Second phase. Another, no less important aspect concerns the SOC's ability to guarantee business continuity in the management of activities as well as backup and disaster recovery, all activities that proved to be strategic especially during the pandemic where the SOC, in our case, has become the place. to continue to ensure the operational continuity of our customers remotely. Our team, in parallel with the infrastructural and platform choices, contributes to rethinking the network infrastructure and connection models, based on cloud-based solutions and looking at international security standards, as well as including evaluations relating to protection of servers and hardware equipment necessary to ensure the proper functioning of the SOC and also the security of the information processed. 

Third phase. Lastly, when thinking about the creation of a SOC, it is necessary to analyze the necessary resources and skills as well as define procedures and rules of behavior of people as well as systems, in order to guarantee on the one hand compliance with company procedures and on the other hand discretion of operators. Following the path traced in the design of a SOC, according to Secursat, thinking about resources in an innovative way means abandoning the traditional top-down decision-making processes, and forming teams with a mix of technical and technological skills, relating to the most widespread security and safety systems present on the market to monitor events but also manage operational reports, and with security and analysis skills for the use of platforms useful for monitoring international scenarios such as company travelers or customers. The SOC should therefore be populated by empowered teams with clear objectives and rules in the management of systems, guided and supported by data and technology, according to end-to-end logic, for greater and better speed of response and management. In this sense, the Secursat team therefore helps to define the methods of implementation of the systems management, travel security, localization platforms, etc. and the methods of use of the same by the operators. The goal is to ensure that event management in turn guarantees rapid responses, providing for the training of resources, to identify new talents and skills capable of responding to the needs of event management, as well as supporting them in the start-up and start-up of the project.

/media/What-is-Outsourced-Cyber-Security-Pros-and-Cons-1200x720.jpg

In conclusion, the guide-lines briefly represented define a model where investments in technology and in the methods of its application guarantee a real reduction in fixed costs and extra activities, favoring the quality of human resources over quantity. According to this approach, the SOC becomes a place to monitor risks related to business continuity, manage sudden changes in needs, make real-time decisions by predicting and mitigating security risks, provide useful data and information to the entire organization, thanks to a set of technologies and skills that guarantee a good reaction to crises today and that will also be useful in the near future for a real resilience capacity on the part of security.

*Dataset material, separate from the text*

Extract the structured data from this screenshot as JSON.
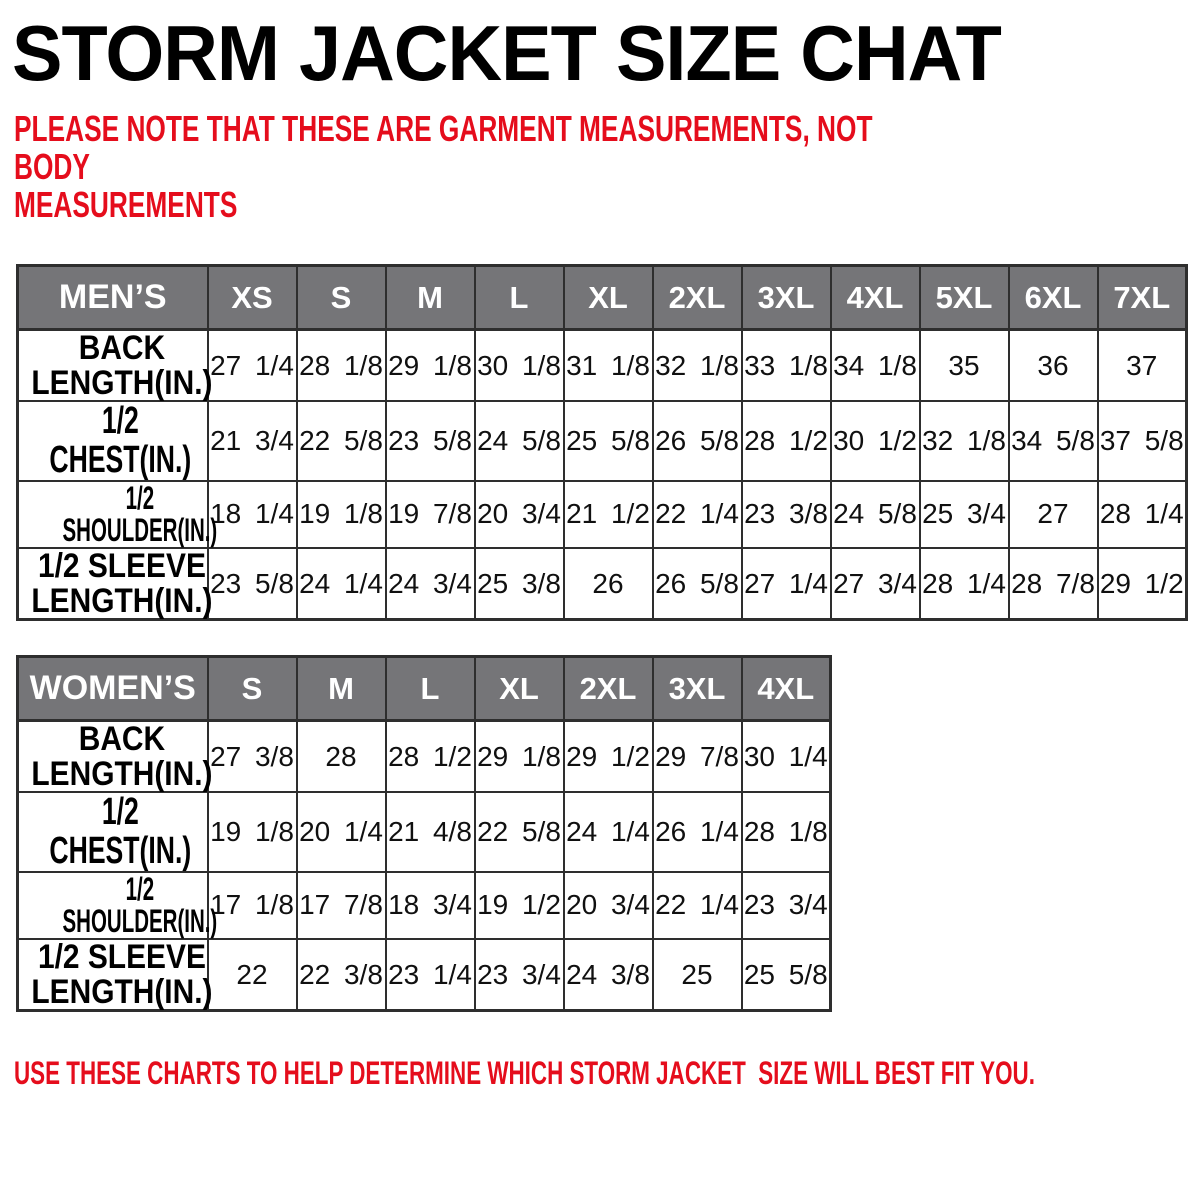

A design that follows the needs and regulations currently in place, while at the same time trying to foresee a definitive breaking point where the dividing line between physical and virtual security will be completely intangible, laying the foundations to allow the future evolution of our " traditional "monitoring centers in Network Operation Center (NOC) or Global Security Control Room (GSCR) capable of overcoming territorial boundaries, synchronizing physical-security needs with IT ones and adopting machine-learning logics.